Après les attentats des 7 et 9 janvier 2015, on a beaucoup parlé de la « laïcité à la française ». Plusieurs personnalités issues du protestantisme libéral ont eu un rôle majeur dans la construction de cet idéal d’un « vivre ensemble en harmonie » : Ferdinand Buisson, bien sûr (v. Évangile et liberté no 239), mais la figure de son ami et collaborateur Félix Pécaut est peut-être plus emblématique encore.
Jean Pécaut (dit Félix) est né à Salies-de-Béarn (Pyrénées-Atlantiques), le 3 juin 1828. Il fait ses études de théologie à Montauban d’abord, puis à Berlin et à Bonn où il affine ses orientations théologiques libérales. En 1850 (il a 22 ans), il accepte un poste de suffragant (assistant du pasteur) dans sa ville natale ; mais il renonce très vite à cette charge, car il se refuse à dire le Symbole des apôtres. Il est « consacré » pasteur en 1853, bien qu’il soit en profond désaccord avec la pensée et les pratiques de son Église qui ne lui semblent nullement en phase avec les évolutions sociales et culturelles de son temps. Dans son livre Le Christ et la conscience (1859), il se livre à un véritable réquisitoire : « Le divorce est consommé entre l’Église et l’immense majorité des hommes cultivés. […] Le langage de l’Église est pour eux une langue morte ; votre histoire sacrée, une sorte de mythologie qui tantôt les éblouit, tantôt les scandalise. »
Pécaut renonce donc à exercer toute forme de ministère pastoral. C’est en militant laïc et républicain qu’il entend vivre sa fidélité à l’Évangile. Aux côtés de Ferdinand Buisson, il travaille à la fondation de l’école de la République.
En 1880, il devient le premier directeur de l’École normale supérieure de Fontenay-aux-Roses, destinée à former des enseignantes d’écoles normales d’institutrices. Avec son souci d’élaborer les principes pédagogiques et moraux qui doivent guider les enseignants, il marque profondément ses étudiantes, pour qui il devient durablement un maître à penser pour ne pas dire un maître spirituel. Tout au long de leur carrière, elles ne cessent de se référer à ses principaux ouvrages de pédagogie : L’Éducation publique et la Vie nationale ; ou encore Quinze ans d’éducation.

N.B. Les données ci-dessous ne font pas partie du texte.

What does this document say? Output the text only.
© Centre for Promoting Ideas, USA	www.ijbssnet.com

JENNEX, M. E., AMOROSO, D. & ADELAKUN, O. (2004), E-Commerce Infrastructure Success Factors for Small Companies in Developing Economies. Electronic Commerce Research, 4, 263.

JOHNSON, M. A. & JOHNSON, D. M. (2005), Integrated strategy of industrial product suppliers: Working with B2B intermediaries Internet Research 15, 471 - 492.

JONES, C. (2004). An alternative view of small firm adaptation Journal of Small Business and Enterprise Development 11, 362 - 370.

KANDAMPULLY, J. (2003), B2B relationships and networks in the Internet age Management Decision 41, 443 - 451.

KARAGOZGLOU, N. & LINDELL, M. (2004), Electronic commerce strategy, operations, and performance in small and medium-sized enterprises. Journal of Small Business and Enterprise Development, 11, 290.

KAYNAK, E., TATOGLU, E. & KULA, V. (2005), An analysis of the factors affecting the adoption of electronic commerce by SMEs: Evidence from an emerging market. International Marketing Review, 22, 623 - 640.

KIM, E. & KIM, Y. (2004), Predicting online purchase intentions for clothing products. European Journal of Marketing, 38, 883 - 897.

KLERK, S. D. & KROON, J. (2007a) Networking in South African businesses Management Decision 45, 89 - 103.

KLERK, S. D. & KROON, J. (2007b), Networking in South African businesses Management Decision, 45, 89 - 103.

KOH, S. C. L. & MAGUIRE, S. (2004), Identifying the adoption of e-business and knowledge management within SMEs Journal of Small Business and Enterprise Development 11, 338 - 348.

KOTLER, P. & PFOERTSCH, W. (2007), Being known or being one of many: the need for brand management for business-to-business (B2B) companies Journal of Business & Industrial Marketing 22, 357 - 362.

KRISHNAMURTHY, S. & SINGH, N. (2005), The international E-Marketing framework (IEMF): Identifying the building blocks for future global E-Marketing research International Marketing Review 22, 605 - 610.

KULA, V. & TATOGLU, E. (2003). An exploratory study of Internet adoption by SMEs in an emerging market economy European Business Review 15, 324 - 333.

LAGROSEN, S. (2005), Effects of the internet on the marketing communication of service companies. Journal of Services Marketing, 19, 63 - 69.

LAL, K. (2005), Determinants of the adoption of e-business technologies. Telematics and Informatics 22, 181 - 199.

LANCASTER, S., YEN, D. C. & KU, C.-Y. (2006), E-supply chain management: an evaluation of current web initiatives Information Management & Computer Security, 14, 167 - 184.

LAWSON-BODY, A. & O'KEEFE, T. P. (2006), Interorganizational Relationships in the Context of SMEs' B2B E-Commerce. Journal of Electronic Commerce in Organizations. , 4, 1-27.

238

Effectivement, pour Félix Pécaut, il s’agissait « d’instruire la démocratie naissante qui pour la première fois était appelée à se gouverner elle-même et de lui donner une règle morale intérieure, un fond de raison pratique, une réserve d’énergie morale, une tenue de caractère, tout ce sans quoi il n’est ni d’hommes ni de peuples libres. » (Article dans Le Temps, 2 août 1898)
Son engagement politique est au service des mêmes valeurs. Il fut l’un des premiers à prendre fait et cause pour le Capitaine Dreyfus – après avoir démissionné de ses fonctions d’inspecteur général de l’instruction publique qui l’obligeaient au « devoir de réserve ».
Malade, il se retire peu après dans son Béarn natal où il meurt, le 31 juillet 1898, à l’âge de 70 ans. Il est un bel exemple de protestant libéral : sa foi, libérée des dogmes, s’épanouit dans un engagement politique et social – par fidélité au Christ dont il n’entendait pas être « l’adorateur mais le disciple » (Le Christ et la conscience, 1859).